Ce roman complexe d'Amélie Nothomb peut à nouveau se lire à différents niveaux.
Le premier niveau, au sens propre, traite d'un thème leitmotiv chez l'auteure, à savoir la beauté chez la femme et son corollaire la laideur. L'on reconnaît à nouveau la souffrance projetée d'Amélie Nothomb par rapport à son propre visage. Pour autant, il est paradoxal de constater que la quête d'une beauté inaccessible empêche de faire le deuil de la beauté physique, pour finalement ne jamais s'attarder sur la beauté d'âme, ce qui serait une forme de sublimation philosophiquement plus noble. Le roman semble avoir opté pour un parti-pris purement esthétique. Est-ce pour mieux insister sur l'importance des apparences et du regard fondateur du regard de l'Autre, à l'image du mythe de la caverne de Platon, où de simples ombres deviennent les objets-mêmes ? Ainsi les apparences sont à la fois trompeuses et pourtant structurantes dans Mercure.
En second lieu, le rôle de l'infirmière Françoise est pour le moins énigmatique. Quel est son but réel et sa jouissance d'une telle situation ? Ce n'est pas clair et l'on pourrait penser comme dans "Le voyage d'hiver", que les deux personnages féminins sont en réalité deux facettes d'un seul et même acteur. La soignante et le soigné, la belle et la bête, la jeunesse et la maturité, tous réunis dans les paradoxes qui forment notre sensible humanité.
En troisième lieu, ce roman atypique qui renvoie derechef à la joute verbale et à la relation d'emprise entre un homme d'âge mûr et une jeune femme comme dans "Hygiène de l'assassin", le lecteur pourra se sentir quelque peu interloqué par son climat incestuel. Lequel climat trouve ses justifications dans la bouche du personnage d'Hazel à la fois soumis et reconnaissant. La sexualité imposée entre les deux personnages se trouve être justifiée par elle. Étrange et dérangeant.

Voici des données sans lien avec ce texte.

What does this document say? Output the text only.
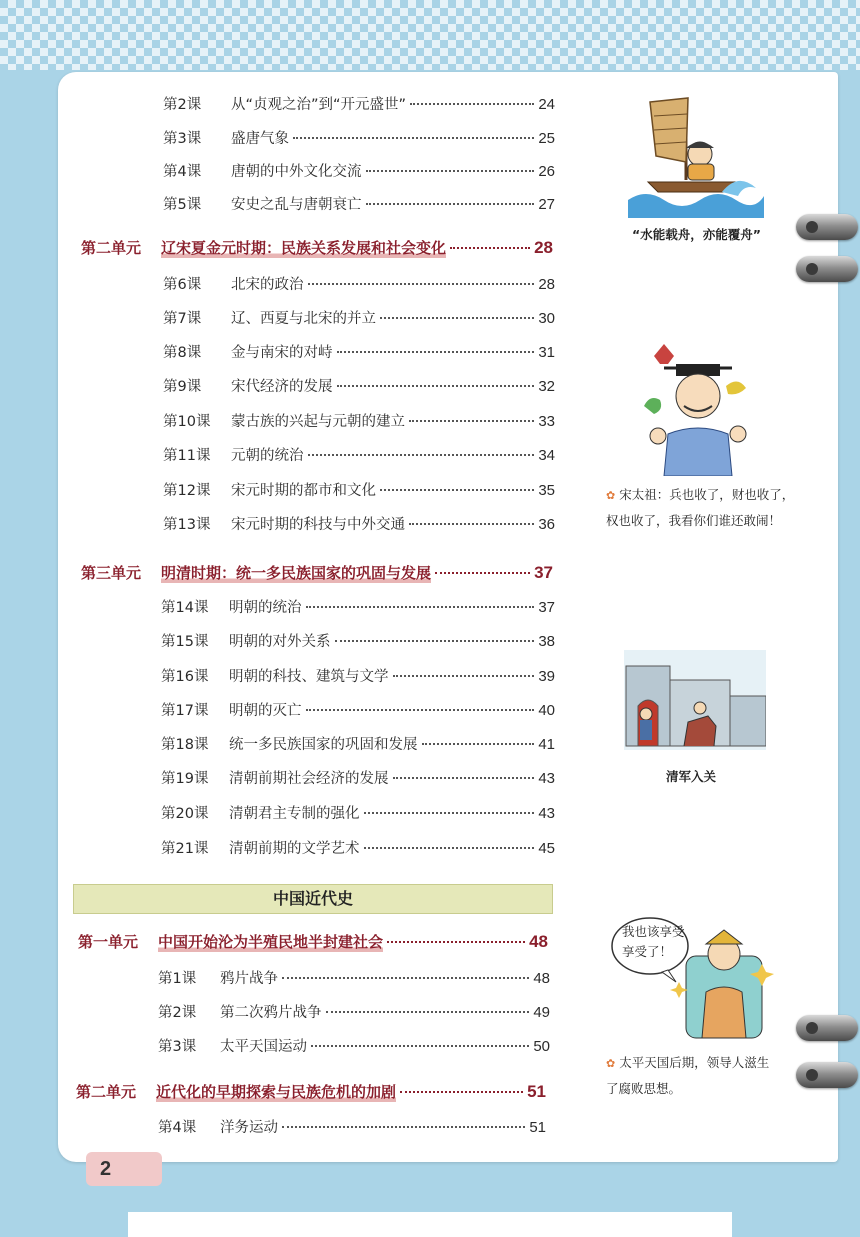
2
第2课	从“贞观之治”到“开元盛世”	24
第3课	盛唐气象	25
第4课	唐朝的中外文化交流	26
第5课	安史之乱与唐朝衰亡	27
第二单元	辽宋夏金元时期：民族关系发展和社会变化	28
第6课	北宋的政治	28
第7课	辽、西夏与北宋的并立	30
第8课	金与南宋的对峙	31
第9课	宋代经济的发展	32
第10课	蒙古族的兴起与元朝的建立	33
第11课	元朝的统治	34
第12课	宋元时期的都市和文化	35
第13课	宋元时期的科技与中外交通	36
第三单元	明清时期：统一多民族国家的巩固与发展	37
第14课	明朝的统治	37
第15课	明朝的对外关系	38
第16课	明朝的科技、建筑与文学	39
第17课	明朝的灭亡	40
第18课	统一多民族国家的巩固和发展	41
第19课	清朝前期社会经济的发展	43
第20课	清朝君主专制的强化	43
第21课	清朝前期的文学艺术	45
中国近代史
第一单元	中国开始沦为半殖民地半封建社会	48
第1课	鸦片战争	48
第2课	第二次鸦片战争	49
第3课	太平天国运动	50
第二单元	近代化的早期探索与民族危机的加剧	51
第4课	洋务运动	51
“水能载舟，亦能覆舟”
✿ 宋太祖：兵也收了，财也收了，
权也收了，我看你们谁还敢闹！
清军入关
我也该享受
享受了！
✿ 太平天国后期，领导人滋生
了腐败思想。
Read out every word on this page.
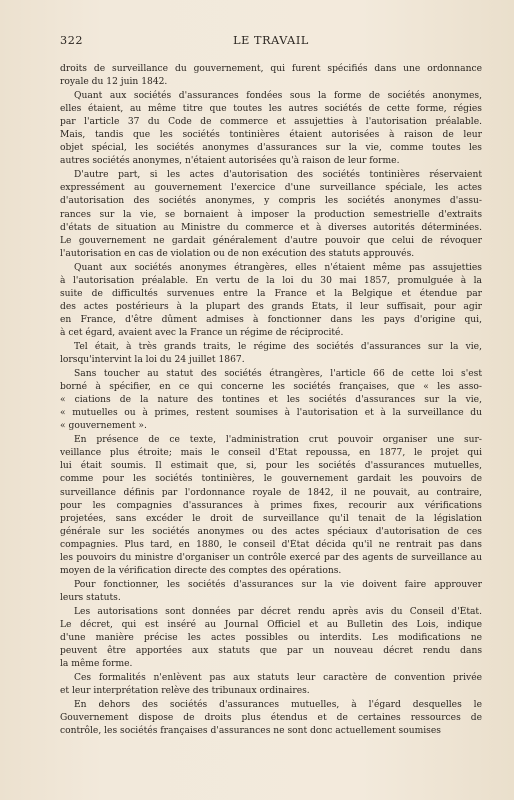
322	LE TRAVAIL
droits de surveillance du gouvernement, qui furent spécifiés dans une ordonnance
royale du 12 juin 1842.
Quant aux sociétés d'assurances fondées sous la forme de sociétés anonymes,
elles étaient, au même titre que toutes les autres sociétés de cette forme, régies
par l'article 37 du Code de commerce et assujetties à l'autorisation préalable.
Mais, tandis que les sociétés tontinières étaient autorisées à raison de leur
objet spécial, les sociétés anonymes d'assurances sur la vie, comme toutes les
autres sociétés anonymes, n'étaient autorisées qu'à raison de leur forme.
D'autre part, si les actes d'autorisation des sociétés tontinières réservaient
expressément au gouvernement l'exercice d'une surveillance spéciale, les actes
d'autorisation des sociétés anonymes, y compris les sociétés anonymes d'assu-
rances sur la vie, se bornaient à imposer la production semestrielle d'extraits
d'états de situation au Ministre du commerce et à diverses autorités déterminées.
Le gouvernement ne gardait généralement d'autre pouvoir que celui de révoquer
l'autorisation en cas de violation ou de non exécution des statuts approuvés.
Quant aux sociétés anonymes étrangères, elles n'étaient même pas assujetties
à l'autorisation préalable. En vertu de la loi du 30 mai 1857, promulguée à la
suite de difficultés survenues entre la France et la Belgique et étendue par
des actes postérieurs à la plupart des grands États, il leur suffisait, pour agir
en France, d'être dûment admises à fonctionner dans les pays d'origine qui,
à cet égard, avaient avec la France un régime de réciprocité.
Tel était, à très grands traits, le régime des sociétés d'assurances sur la vie,
lorsqu'intervint la loi du 24 juillet 1867.
Sans toucher au statut des sociétés étrangères, l'article 66 de cette loi s'est
borné à spécifier, en ce qui concerne les sociétés françaises, que « les asso-
« ciations de la nature des tontines et les sociétés d'assurances sur la vie,
« mutuelles ou à primes, restent soumises à l'autorisation et à la surveillance du
« gouvernement ».
En présence de ce texte, l'administration crut pouvoir organiser une sur-
veillance plus étroite; mais le conseil d'État repoussa, en 1877, le projet qui
lui était soumis. Il estimait que, si, pour les sociétés d'assurances mutuelles,
comme pour les sociétés tontinières, le gouvernement gardait les pouvoirs de
surveillance définis par l'ordonnance royale de 1842, il ne pouvait, au contraire,
pour les compagnies d'assurances à primes fixes, recourir aux vérifications
projetées, sans excéder le droit de surveillance qu'il tenait de la législation
générale sur les sociétés anonymes ou des actes spéciaux d'autorisation de ces
compagnies. Plus tard, en 1880, le conseil d'État décida qu'il ne rentrait pas dans
les pouvoirs du ministre d'organiser un contrôle exercé par des agents de surveillance au
moyen de la vérification directe des comptes des opérations.
Pour fonctionner, les sociétés d'assurances sur la vie doivent faire approuver
leurs statuts.
Les autorisations sont données par décret rendu après avis du Conseil d'État.
Le décret, qui est inséré au Journal Officiel et au Bulletin des Lois, indique
d'une manière précise les actes possibles ou interdits. Les modifications ne
peuvent être apportées aux statuts que par un nouveau décret rendu dans
la même forme.
Ces formalités n'enlèvent pas aux statuts leur caractère de convention privée
et leur interprétation relève des tribunaux ordinaires.
En dehors des sociétés d'assurances mutuelles, à l'égard desquelles le
Gouvernement dispose de droits plus étendus et de certaines ressources de
contrôle, les sociétés françaises d'assurances ne sont donc actuellement soumises
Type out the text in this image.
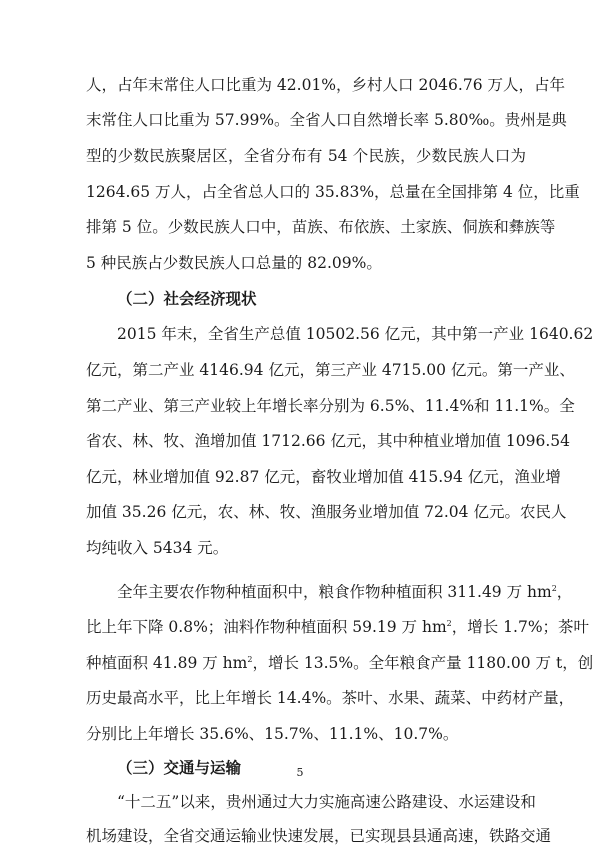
人，占年末常住人口比重为 42.01%，乡村人口 2046.76 万人，占年
末常住人口比重为 57.99%。全省人口自然增长率 5.80‰。贵州是典
型的少数民族聚居区，全省分布有 54 个民族，少数民族人口为
1264.65 万人，占全省总人口的 35.83%，总量在全国排第 4 位，比重
排第 5 位。少数民族人口中，苗族、布依族、土家族、侗族和彝族等
5 种民族占少数民族人口总量的 82.09%。
（二）社会经济现状
2015 年末，全省生产总值 10502.56 亿元，其中第一产业 1640.62
亿元，第二产业 4146.94 亿元，第三产业 4715.00 亿元。第一产业、
第二产业、第三产业较上年增长率分别为 6.5%、11.4%和 11.1%。全
省农、林、牧、渔增加值 1712.66 亿元，其中种植业增加值 1096.54
亿元，林业增加值 92.87 亿元，畜牧业增加值 415.94 亿元，渔业增
加值 35.26 亿元，农、林、牧、渔服务业增加值 72.04 亿元。农民人
均纯收入 5434 元。
全年主要农作物种植面积中，粮食作物种植面积 311.49 万 $hm^2$，
比上年下降 0.8%；油料作物种植面积 59.19 万 $hm^2$，增长 1.7%；茶叶
种植面积 41.89 万 $hm^2$，增长 13.5%。全年粮食产量 1180.00 万 t，创
历史最高水平，比上年增长 14.4%。茶叶、水果、蔬菜、中药材产量，
分别比上年增长 35.6%、15.7%、11.1%、10.7%。
（三）交通与运输
“十二五”以来，贵州通过大力实施高速公路建设、水运建设和
机场建设，全省交通运输业快速发展，已实现县县通高速，铁路交通
5
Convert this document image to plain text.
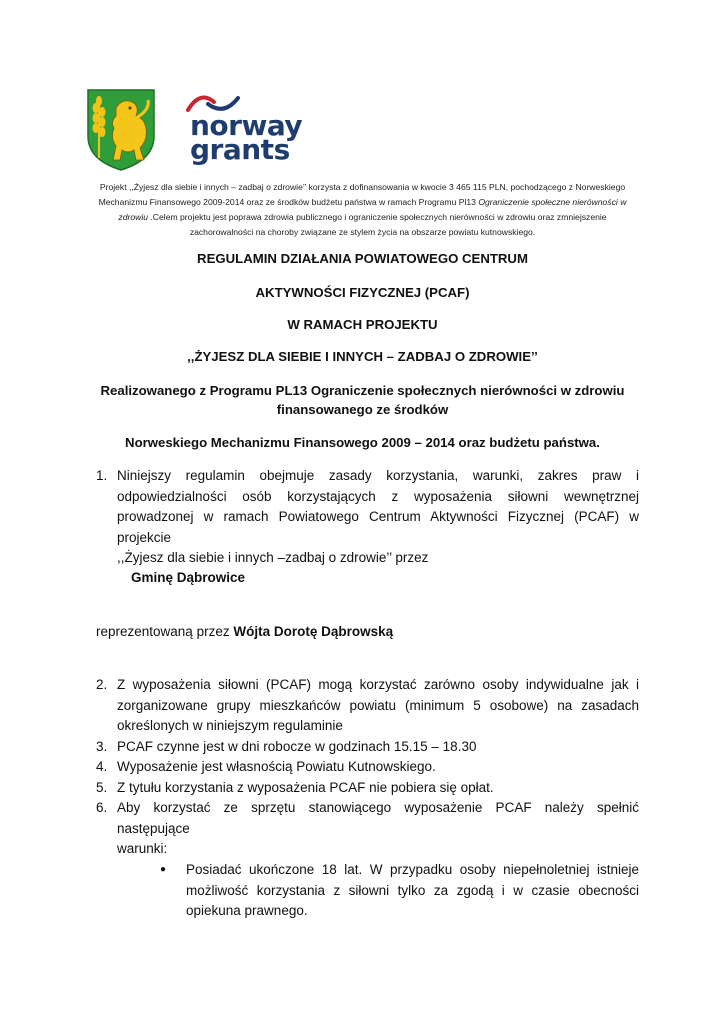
norway
grants
Projekt ,,Żyjesz dla siebie i innych – zadbaj o zdrowie’’ korzysta z dofinansowania w kwocie 3 465 115 PLN, pochodzącego z Norweskiego Mechanizmu Finansowego 2009-2014 oraz ze środków budżetu państwa w ramach Programu Pl13 Ograniczenie społeczne nierówności w zdrowiu .Celem projektu jest poprawa zdrowia publicznego i ograniczenie społecznych nierówności w zdrowiu oraz zmniejszenie zachorowalności na choroby związane ze stylem życia na obszarze powiatu kutnowskiego.
REGULAMIN DZIAŁANIA POWIATOWEGO CENTRUM
AKTYWNOŚCI FIZYCZNEJ (PCAF)
W RAMACH PROJEKTU
,,ŻYJESZ DLA SIEBIE I INNYCH – ZADBAJ O ZDROWIE’’
Realizowanego z Programu PL13 Ograniczenie społecznych nierówności w zdrowiu
finansowanego ze środków
Norweskiego Mechanizmu Finansowego 2009 – 2014 oraz budżetu państwa.
1. Niniejszy regulamin obejmuje zasady korzystania, warunki, zakres praw i
odpowiedzialności osób korzystających z wyposażenia siłowni wewnętrznej
prowadzonej w ramach Powiatowego Centrum Aktywności Fizycznej (PCAF) w projekcie
,,Żyjesz dla siebie i innych –zadbaj o zdrowie’’ przez
Gminę Dąbrowice
reprezentowaną przez Wójta Dorotę Dąbrowską
2. Z wyposażenia siłowni (PCAF) mogą korzystać zarówno osoby indywidualne jak i
zorganizowane grupy mieszkańców powiatu (minimum 5 osobowe) na zasadach
określonych w niniejszym regulaminie
3. PCAF czynne jest w dni robocze w godzinach 15.15 – 18.30
4. Wyposażenie jest własnością Powiatu Kutnowskiego.
5. Z tytułu korzystania z wyposażenia PCAF nie pobiera się opłat.
6. Aby korzystać ze sprzętu stanowiącego wyposażenie PCAF należy spełnić następujące
warunki:
● Posiadać ukończone 18 lat. W przypadku osoby niepełnoletniej istnieje
możliwość korzystania z siłowni tylko za zgodą i w czasie obecności
opiekuna prawnego.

La fin, en double option, laissera le lecteur sur sa fin. Malgré l'originalité de cette histoire et ses rebondissements à suspense, l'obsession sans issue autour de la beauté corporelle, et la relation d'emprise inscrite dans une dette de vie complètement erronée, tous ces ingrédients majeurs laisseront un goût d'inachevé. En comparaison, "Tuer le père", en reprenant ces deux thèmes nothombiens, semblera plus abouti au lecteur chevronné.